Yapay zeka, kaybettiklerimizi unutmak yerine onlarla konuşmaya devam etmemizi sağlıyor. Dijital avatarlar, ölen yakınlarımızın sesini ve tarzını taklit ederek bize mesaj atabiliyor. Ancak uzmanlar bu dijital avatarların yas sürecini iyileştirmediği, erteleyebileceği hatta bozabileceği yönünde uyarılarda bulunuyor.

Yaşamın sonu anlamına gelen ölüm, yapay zeka ile artık dijital dünyada teknolojik başlangıcın kapısı haline geldi. Son yıllarda geliştirilen yapay zeka tabanlı uygulamalar, bu soruyu yeniden gündeme taşıyor. Artık hayatını kaybeden bir yakınınızla sohbet etmek, mesajlaşmak ya da onun sesini duymak mümkün.

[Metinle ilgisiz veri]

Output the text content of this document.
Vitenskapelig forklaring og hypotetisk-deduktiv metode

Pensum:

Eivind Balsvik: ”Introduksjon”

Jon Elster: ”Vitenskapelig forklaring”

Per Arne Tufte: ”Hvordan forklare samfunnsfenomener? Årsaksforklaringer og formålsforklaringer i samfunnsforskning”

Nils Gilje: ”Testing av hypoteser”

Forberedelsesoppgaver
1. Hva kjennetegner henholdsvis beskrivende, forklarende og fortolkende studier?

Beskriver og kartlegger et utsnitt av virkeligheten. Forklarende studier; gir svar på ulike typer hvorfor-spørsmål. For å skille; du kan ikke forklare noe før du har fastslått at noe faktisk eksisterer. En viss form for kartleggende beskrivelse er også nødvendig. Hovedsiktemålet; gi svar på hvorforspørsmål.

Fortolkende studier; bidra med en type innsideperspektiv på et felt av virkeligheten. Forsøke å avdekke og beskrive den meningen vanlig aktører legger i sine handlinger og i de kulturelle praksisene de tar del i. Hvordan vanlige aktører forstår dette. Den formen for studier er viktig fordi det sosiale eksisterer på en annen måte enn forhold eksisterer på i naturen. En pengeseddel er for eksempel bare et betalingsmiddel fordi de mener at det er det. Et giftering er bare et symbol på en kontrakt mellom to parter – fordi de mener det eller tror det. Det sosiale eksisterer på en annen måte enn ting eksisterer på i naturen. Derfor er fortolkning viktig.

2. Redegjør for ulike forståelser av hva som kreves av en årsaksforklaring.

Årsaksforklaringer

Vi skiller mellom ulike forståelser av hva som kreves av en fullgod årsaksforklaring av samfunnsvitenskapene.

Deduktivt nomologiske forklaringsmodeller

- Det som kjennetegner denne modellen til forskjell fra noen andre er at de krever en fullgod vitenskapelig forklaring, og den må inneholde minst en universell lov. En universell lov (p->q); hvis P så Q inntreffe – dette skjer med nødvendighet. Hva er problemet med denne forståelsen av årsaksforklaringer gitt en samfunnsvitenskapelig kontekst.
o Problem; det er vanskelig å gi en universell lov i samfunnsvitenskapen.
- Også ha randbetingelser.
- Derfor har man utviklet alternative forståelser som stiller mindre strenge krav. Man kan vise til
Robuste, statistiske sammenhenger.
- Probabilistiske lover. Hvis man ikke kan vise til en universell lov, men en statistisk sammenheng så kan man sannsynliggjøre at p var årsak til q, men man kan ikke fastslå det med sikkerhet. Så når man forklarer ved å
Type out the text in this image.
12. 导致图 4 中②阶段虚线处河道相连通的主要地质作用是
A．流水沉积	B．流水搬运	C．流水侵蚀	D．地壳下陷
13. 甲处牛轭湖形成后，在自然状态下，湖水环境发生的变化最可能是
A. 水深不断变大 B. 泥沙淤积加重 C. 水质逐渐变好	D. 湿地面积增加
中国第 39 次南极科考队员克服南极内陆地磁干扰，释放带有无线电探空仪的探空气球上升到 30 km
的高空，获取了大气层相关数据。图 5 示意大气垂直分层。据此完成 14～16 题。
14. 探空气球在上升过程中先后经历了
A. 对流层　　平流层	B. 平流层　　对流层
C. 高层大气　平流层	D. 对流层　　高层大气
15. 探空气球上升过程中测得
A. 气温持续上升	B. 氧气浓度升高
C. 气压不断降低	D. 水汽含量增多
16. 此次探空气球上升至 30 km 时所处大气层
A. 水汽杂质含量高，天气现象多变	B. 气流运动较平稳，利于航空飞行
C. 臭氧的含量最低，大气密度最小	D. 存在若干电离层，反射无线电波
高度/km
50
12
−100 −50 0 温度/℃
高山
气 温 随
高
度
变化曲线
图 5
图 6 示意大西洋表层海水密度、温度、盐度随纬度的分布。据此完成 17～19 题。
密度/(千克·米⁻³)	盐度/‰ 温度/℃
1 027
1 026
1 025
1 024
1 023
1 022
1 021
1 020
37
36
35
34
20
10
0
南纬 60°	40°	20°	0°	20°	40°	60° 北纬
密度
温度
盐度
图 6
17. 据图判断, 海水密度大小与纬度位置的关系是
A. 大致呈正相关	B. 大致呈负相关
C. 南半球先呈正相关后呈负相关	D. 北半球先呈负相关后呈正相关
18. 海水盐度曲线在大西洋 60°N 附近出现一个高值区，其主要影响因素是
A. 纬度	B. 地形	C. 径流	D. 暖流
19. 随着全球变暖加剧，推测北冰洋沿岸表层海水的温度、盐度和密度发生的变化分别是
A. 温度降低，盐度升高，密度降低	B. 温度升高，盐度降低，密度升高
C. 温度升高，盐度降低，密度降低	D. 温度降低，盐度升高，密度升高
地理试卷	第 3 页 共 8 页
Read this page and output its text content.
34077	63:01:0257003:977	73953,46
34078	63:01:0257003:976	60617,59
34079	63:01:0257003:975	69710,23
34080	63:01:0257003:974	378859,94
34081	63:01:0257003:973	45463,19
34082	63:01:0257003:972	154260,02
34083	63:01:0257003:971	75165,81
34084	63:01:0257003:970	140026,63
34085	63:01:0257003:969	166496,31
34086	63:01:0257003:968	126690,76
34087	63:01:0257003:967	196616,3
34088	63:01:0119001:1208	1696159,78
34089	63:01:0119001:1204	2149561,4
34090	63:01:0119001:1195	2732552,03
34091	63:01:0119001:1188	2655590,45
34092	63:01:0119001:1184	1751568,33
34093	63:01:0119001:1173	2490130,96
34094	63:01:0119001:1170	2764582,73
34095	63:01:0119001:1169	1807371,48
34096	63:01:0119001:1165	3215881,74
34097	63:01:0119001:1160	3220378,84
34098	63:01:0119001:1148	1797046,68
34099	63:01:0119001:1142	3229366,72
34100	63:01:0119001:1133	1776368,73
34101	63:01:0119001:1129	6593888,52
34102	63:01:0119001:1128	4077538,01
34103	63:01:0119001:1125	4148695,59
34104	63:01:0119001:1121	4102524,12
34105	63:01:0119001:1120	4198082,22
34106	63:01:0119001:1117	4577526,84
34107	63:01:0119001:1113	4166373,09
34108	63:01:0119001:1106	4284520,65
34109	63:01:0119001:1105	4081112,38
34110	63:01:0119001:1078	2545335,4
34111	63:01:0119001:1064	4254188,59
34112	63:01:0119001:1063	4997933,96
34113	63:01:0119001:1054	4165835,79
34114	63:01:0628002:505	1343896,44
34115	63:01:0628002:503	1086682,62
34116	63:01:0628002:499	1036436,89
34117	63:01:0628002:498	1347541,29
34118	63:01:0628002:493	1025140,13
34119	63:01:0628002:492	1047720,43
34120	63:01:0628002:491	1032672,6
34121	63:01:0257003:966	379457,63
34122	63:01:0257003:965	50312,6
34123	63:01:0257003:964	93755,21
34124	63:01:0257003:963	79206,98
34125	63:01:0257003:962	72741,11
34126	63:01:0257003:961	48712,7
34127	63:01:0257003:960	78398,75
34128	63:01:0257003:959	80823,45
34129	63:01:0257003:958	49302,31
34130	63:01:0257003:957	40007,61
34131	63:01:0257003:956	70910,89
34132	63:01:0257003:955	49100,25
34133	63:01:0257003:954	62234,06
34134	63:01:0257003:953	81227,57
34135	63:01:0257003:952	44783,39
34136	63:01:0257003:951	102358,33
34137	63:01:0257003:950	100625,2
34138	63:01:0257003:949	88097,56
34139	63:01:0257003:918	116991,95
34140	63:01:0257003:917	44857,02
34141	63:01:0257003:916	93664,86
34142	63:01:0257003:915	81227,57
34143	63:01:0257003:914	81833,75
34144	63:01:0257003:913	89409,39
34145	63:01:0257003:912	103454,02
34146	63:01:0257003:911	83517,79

Dünyada “griefbot” (yas botu) ya da “dijital avatar” olarak anılan bu teknolojiler, sosyal medya paylaşımları, ses kayıtları ve yazışmalardan yola çıkarak bir kişinin dijital bir kopyasını oluşturabiliyor. ABD merkezli HereAfter AI, bu alanda öne çıkan girişimlerden biri. Kullanıcılar, sevdikleri hayattayken onlardan sesli anılar ve yanıtlar kaydediyor. Kayıtlar, daha sonra yapay zekâ tarafından yapılandırılarak dijital bir sohbet asistanına dönüştürülüyor.

Benzer bir uygulama olan Replika ise kullanıcıların hayatta olan ya da vefat etmiş kişilere benzer yapay zekâ karakterler oluşturmasına izin veriyor. Kullanıcılar bu botlarla saatlerce yazışıyor, dertleşiyor, hatta kimi zaman duygusal bağ geliştiriyor.

Ancak bu gelişmeler sadece teknolojik değil, aynı zamanda etik ve psikolojik tartışmaları da beraberinde getiriyor. Cambridge Üniversitesi’nden araştırmacılar, bu botların yas sürecinde kişilere zarar verebileceğini belirtiyor. Uzmanlara göre, insanlar kayıplarıyla “konuşabildikçe”, onları gerçekten kaybettiklerini kabullenmeleri zorlaşıyor.

Diğer yandan bu teknolojiler sadece bireysel değil, ticari kullanım açısından da tartışma yaratıyor. Bazı şirketler, hayatını kaybetmiş sanatçıların ya da influencer’ların dijital versiyonlarını reklam ve içerik projelerinde kullanma yoluna gidiyor. Bu durum, “kişisel haklar ölümle sona erer mi?” sorusunu da gündeme taşıyor.

Etik uzmanı Dr. Lucy Osler, dijital avatarların “anı yaşatma aracı” olarak görülebileceğini ancak kişinin iradesi dışında bir yapay zeka modeliyle taklit edilmesinin ciddi sonuçlar doğurabileceğini şu sözlerle belirtiyor: “Ölen biri adına alınan her dijital karar, yaşayanların vicdanını ve toplumun etik sınırlarını test ediyor.”

Görünüşe göre “ölüm” artık dijital dünyada kesin bir ayrım çizgisi değil. Kimi insanlar için teselli, kimi içinse rahatsız edici bir yankı olan bu teknolojiler, yas kültürümüzü ve insan olmanın sınırlarını yeniden tanımlıyor.